As we get older, our antibody responses gradually become weaker and less long-lived, leaving many elderly individuals susceptible to infection with viruses such as influenza — despite having been vaccinated against them. New research published in The Journal of Experimental Medicine lets the most likely culprit, B cells, off the hook and indicates that the fault may lie instead with T cells.

To confirm previous findings, the authors immunized young and aged mice with an antigen conjugate of nitrophenyl and pigeon cytochrome c (NP–PCC); the aged mice had fewer NP-specific B cells, of which a smaller proportion differentiated into a germinal-centre phenotype, and had lower serum titres of NP-specific IgG, indicating an age-related defect in B-cell proliferation, differentiation and antibody production. But, because the number of naive CD4+ T helper cells, which are crucial for germinal-centre reactions, could not be determined in these mice and because there is also known to be a decrease in the number of naive CD4+ T cells with age, the authors set out to determine which lymphocyte population is responsible for the defective antibody response.
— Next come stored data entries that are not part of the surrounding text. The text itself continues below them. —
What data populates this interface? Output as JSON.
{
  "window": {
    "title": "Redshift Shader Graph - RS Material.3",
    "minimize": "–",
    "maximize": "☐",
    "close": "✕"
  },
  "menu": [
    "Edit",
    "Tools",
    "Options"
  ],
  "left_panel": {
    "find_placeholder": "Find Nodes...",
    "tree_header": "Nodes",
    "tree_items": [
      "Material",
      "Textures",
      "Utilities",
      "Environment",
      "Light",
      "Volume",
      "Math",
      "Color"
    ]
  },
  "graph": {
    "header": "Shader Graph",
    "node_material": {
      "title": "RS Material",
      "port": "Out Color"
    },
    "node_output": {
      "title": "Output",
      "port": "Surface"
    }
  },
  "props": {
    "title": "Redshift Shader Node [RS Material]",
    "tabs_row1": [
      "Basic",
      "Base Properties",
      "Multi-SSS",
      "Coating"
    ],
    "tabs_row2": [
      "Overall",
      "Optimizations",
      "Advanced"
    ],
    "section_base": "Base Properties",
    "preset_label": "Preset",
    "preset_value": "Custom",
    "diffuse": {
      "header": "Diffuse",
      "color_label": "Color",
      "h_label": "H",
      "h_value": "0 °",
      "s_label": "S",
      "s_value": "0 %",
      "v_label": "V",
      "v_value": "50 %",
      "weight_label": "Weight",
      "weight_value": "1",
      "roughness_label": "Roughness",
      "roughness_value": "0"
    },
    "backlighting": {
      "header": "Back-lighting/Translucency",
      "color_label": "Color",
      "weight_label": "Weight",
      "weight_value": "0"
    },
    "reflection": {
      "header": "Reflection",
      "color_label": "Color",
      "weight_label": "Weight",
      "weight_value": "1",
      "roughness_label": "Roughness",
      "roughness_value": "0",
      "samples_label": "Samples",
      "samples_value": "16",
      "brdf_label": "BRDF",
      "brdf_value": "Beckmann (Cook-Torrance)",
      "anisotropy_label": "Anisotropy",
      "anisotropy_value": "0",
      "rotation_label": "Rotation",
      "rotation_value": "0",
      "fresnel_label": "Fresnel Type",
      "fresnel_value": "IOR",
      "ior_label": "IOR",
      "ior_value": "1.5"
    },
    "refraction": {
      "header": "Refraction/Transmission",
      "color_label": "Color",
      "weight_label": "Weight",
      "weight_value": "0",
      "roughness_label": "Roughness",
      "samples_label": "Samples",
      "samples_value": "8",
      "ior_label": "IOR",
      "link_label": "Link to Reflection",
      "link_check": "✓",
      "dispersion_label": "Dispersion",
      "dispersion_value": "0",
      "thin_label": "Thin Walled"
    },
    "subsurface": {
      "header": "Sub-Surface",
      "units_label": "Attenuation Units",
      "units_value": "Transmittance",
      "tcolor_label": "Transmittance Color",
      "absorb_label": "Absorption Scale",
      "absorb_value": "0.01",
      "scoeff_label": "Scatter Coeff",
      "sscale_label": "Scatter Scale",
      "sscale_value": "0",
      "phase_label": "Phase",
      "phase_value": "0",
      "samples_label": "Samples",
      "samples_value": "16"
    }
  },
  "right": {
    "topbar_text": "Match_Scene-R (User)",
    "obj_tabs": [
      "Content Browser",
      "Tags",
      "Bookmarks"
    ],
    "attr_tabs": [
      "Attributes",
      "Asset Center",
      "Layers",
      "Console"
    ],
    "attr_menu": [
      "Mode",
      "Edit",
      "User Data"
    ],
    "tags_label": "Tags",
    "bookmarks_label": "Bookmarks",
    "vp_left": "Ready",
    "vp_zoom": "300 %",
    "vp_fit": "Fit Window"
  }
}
AND T-cell receptor (TCR)-transgenic CD4+ T cells, which are specific for PCC, were transferred into CD4-deficient recipients, which have no T helper cells of their own. When AND T cells from young mice were transferred to young CD4-deficient hosts immunized with NP–PCC, NP-specific B cells proliferated and differentiated to a germinal-centre phenotype. However, when aged donor cells were transferred to young immunized mice, B-cell responses were significantly reduced in terms of proliferation, differentiation, and production of NP-specific IgG, even when the number of transferred cells was increased. In the reverse experiment, when donor cells from young mice were transferred to young or aged immunized hosts, there was no difference in the proliferation, differentiation or IgG production of NP-specific B cells. This shows that it is age-related changes in the CD4+ T-cell population, rather than in the B-cell population, that determine the NP-specific antibody response.

Both young and aged CD4+ T cells were shown to migrate efficiently into germinal centres, correlating with similar levels of expression of the chemokine receptor CXCR5. There was also no difference in the cell-surface expression levels of CD28 or CD134 (OX40) between young and aged CD4+ T cells, both of which are thought to be required for cognate function. However, there was a marked reduction in the level of expression of CD154 (also known as CD40 ligand) by aged activated T helper cells. Because CD40–CD154 interactions between B and T cells are required for germinal-centre formation and antibody class switching, this could explain the poor antibody responses in the presence of aged CD4+ T cells.